“Jadi selama ini lu pura-pura? Terpaksa menyukai kopi, gitu?”
Pelan aku menggangguk lagi.
Aku sudah siap. Apapun reaksinya harus kuterima dengan besar hati. Bahkan jika pria itu memutuskan untuk tidak sudi lagi menemuiku, aku ikhlas. Ra opo-opo lah. Hingga kemudian aku mendengar tawa.
“Selain cakep, ternyata tingkah lu lucu juga, ya, Rin. Enggak nyangka gue.”
Tawa Yon belum habis betul saat dia meneguk lagi kopinya. Dia terbatuk-batuk.
“Astaga.” Yon mengatur nafas meski tawa kecil masih bocor dari mulutnya.

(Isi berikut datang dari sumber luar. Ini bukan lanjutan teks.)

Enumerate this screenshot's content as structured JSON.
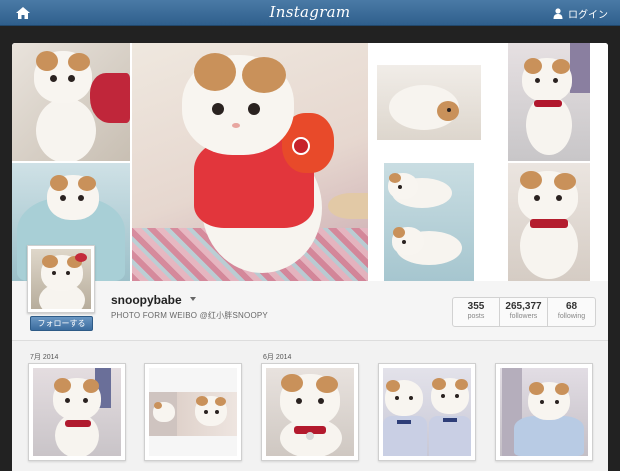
{
  "topbar": {
    "brand": "Instagram",
    "home_icon": "home-icon",
    "login_label": "ログイン",
    "login_icon": "user-icon"
  },
  "profile": {
    "username": "snoopybabe",
    "bio": "PHOTO FORM WEIBO @红小胖SNOOPY",
    "follow_label": "フォローする",
    "stats": [
      {
        "value": "355",
        "label": "posts"
      },
      {
        "value": "265,377",
        "label": "followers"
      },
      {
        "value": "68",
        "label": "following"
      }
    ]
  },
  "feed": {
    "months": [
      "7月 2014",
      "6月 2014"
    ]
  },
  "colors": {
    "topbar": "#3d6d9b",
    "follow_button": "#4a7aab",
    "card_bg": "#f2f2f2"
  }
}
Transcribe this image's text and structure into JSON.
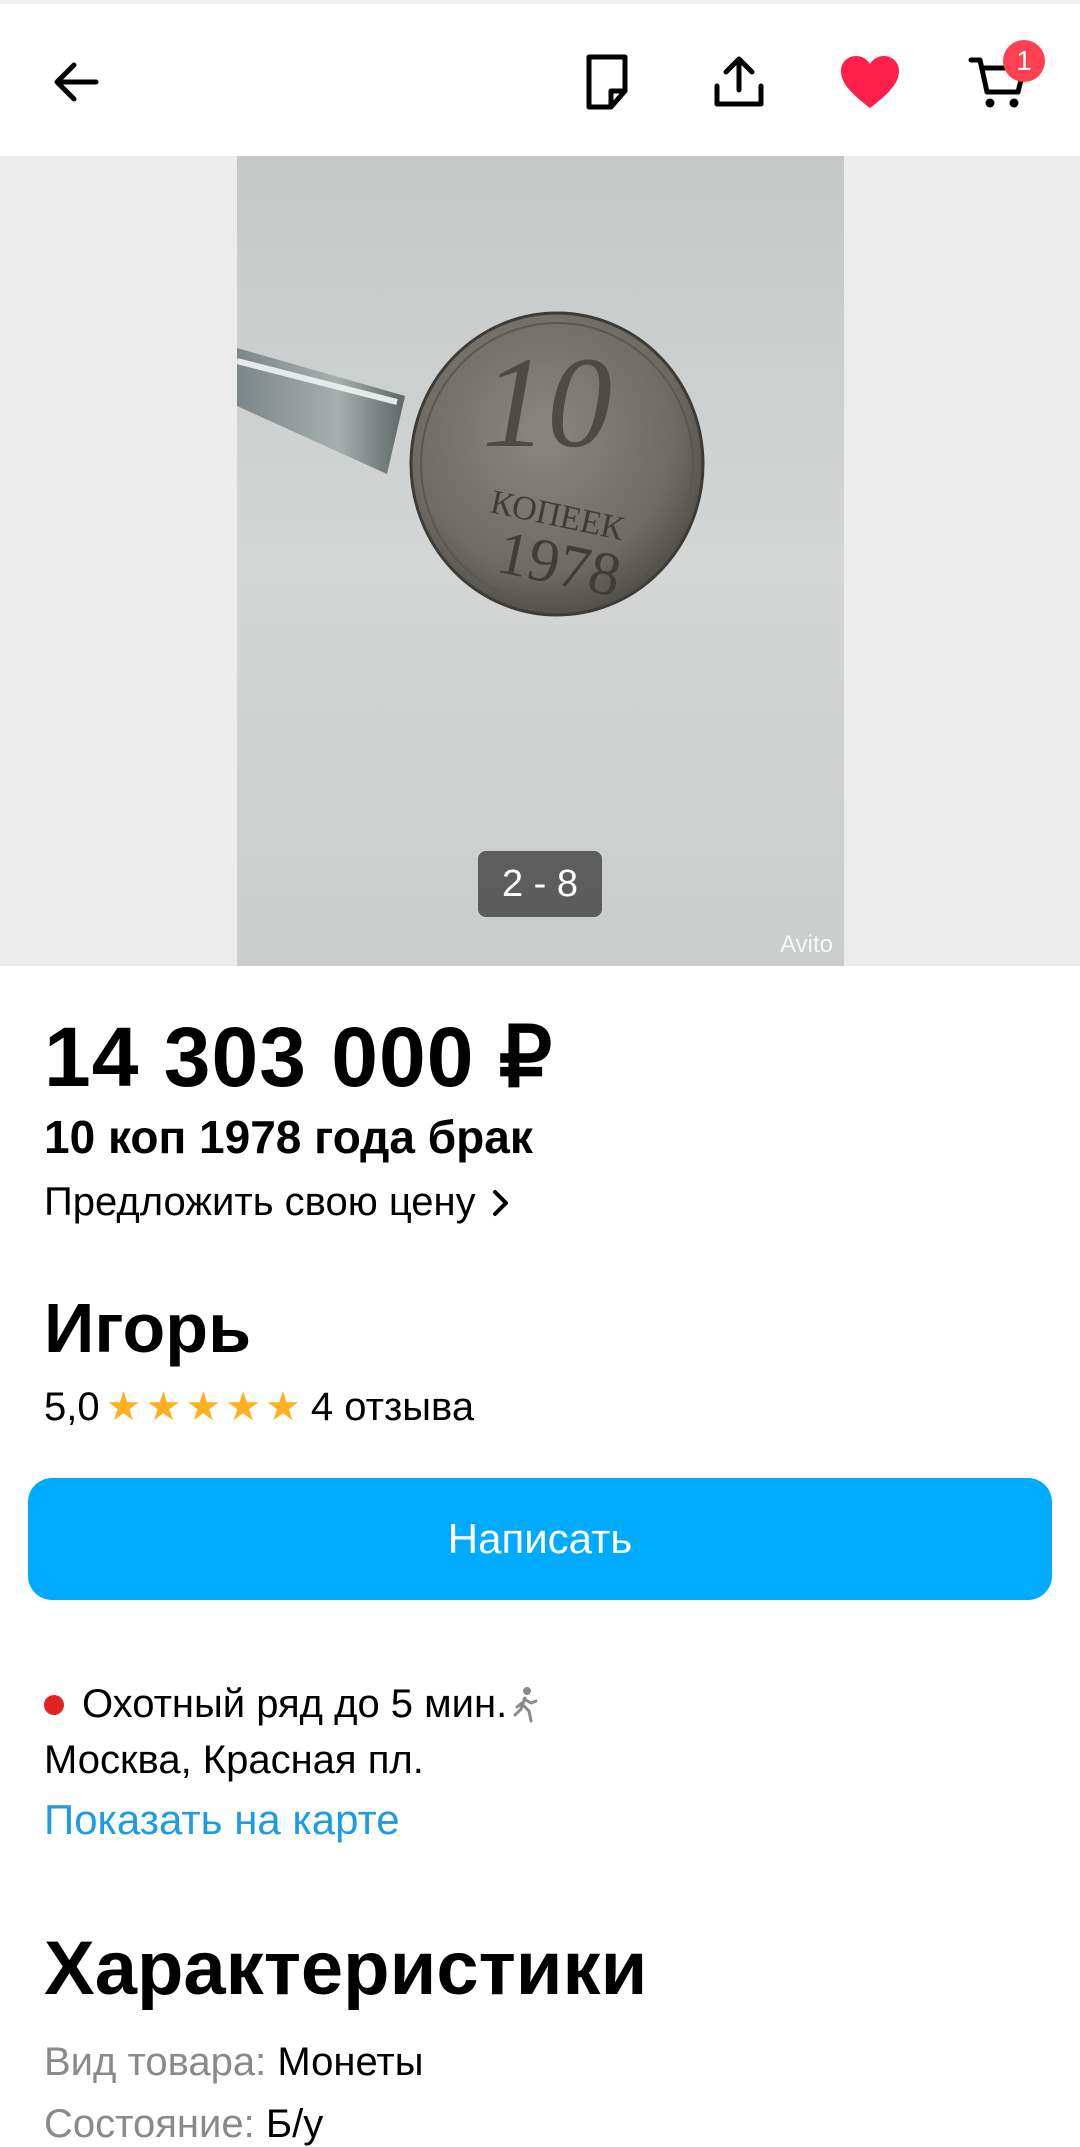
{
  "header": {
    "cart_count": "1"
  },
  "gallery": {
    "counter": "2 - 8",
    "watermark": "Avito",
    "coin_value": "10",
    "coin_word": "КОПЕЕК",
    "coin_year": "1978"
  },
  "listing": {
    "price": "14 303 000 ₽",
    "title": "10 коп 1978 года брак",
    "offer_link": "Предложить свою цену"
  },
  "seller": {
    "name": "Игорь",
    "rating": "5,0",
    "stars": "★★★★★",
    "reviews": "4 отзыва",
    "write_button": "Написать"
  },
  "location": {
    "metro": "Охотный ряд до 5 мин.",
    "address": "Москва, Красная пл.",
    "map_link": "Показать на карте"
  },
  "characteristics": {
    "title": "Характеристики",
    "rows": [
      {
        "key": "Вид товара:",
        "value": "Монеты"
      },
      {
        "key": "Состояние:",
        "value": "Б/у"
      }
    ]
  }
}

“Gue enggak pernah menuntut siapapun untuk menyukai kopi,” lanjutnya. “Sama seperti hati, kopi pun tidak bisa dipaksakan, Rin. Kepura-puraan tidak akan pernah mendatangkan rasa nikmat. Enggak peduli seberapa sering lu mencoba menyesap kopi ini agar lidah jadi terbiasa dengan rasa pahitnya, kalau dari awal sudah terpaksa maka pahit akan tetap pahit.
“Gue akan tetap menjadi gue walaupun di depan mata ada orang yang enggak mampu menyelami kenikmatan kopi. Kita semua punya selera masing-masing. Sekali lagi, gue dan kopi ini enggak akan pernah memaksa.”
Yon mengangkat gelasnya lagi. Kopinya sekejap lenyap.
“Kopi dan perasaan itu sama. Tidak bisa dan tidak boleh dipaksakan.”
Aku terperanjat saat tiba-tiba Yon menaruh satu tangannya di bahuku. Tangannya yang lain dia arahkan ke sebuah gelas berisi kopi yang belum tersentuh. Yon mengubah nasib larutan hitam itu, memasukkannya ke dalam lambung bukan saluran pembuangan.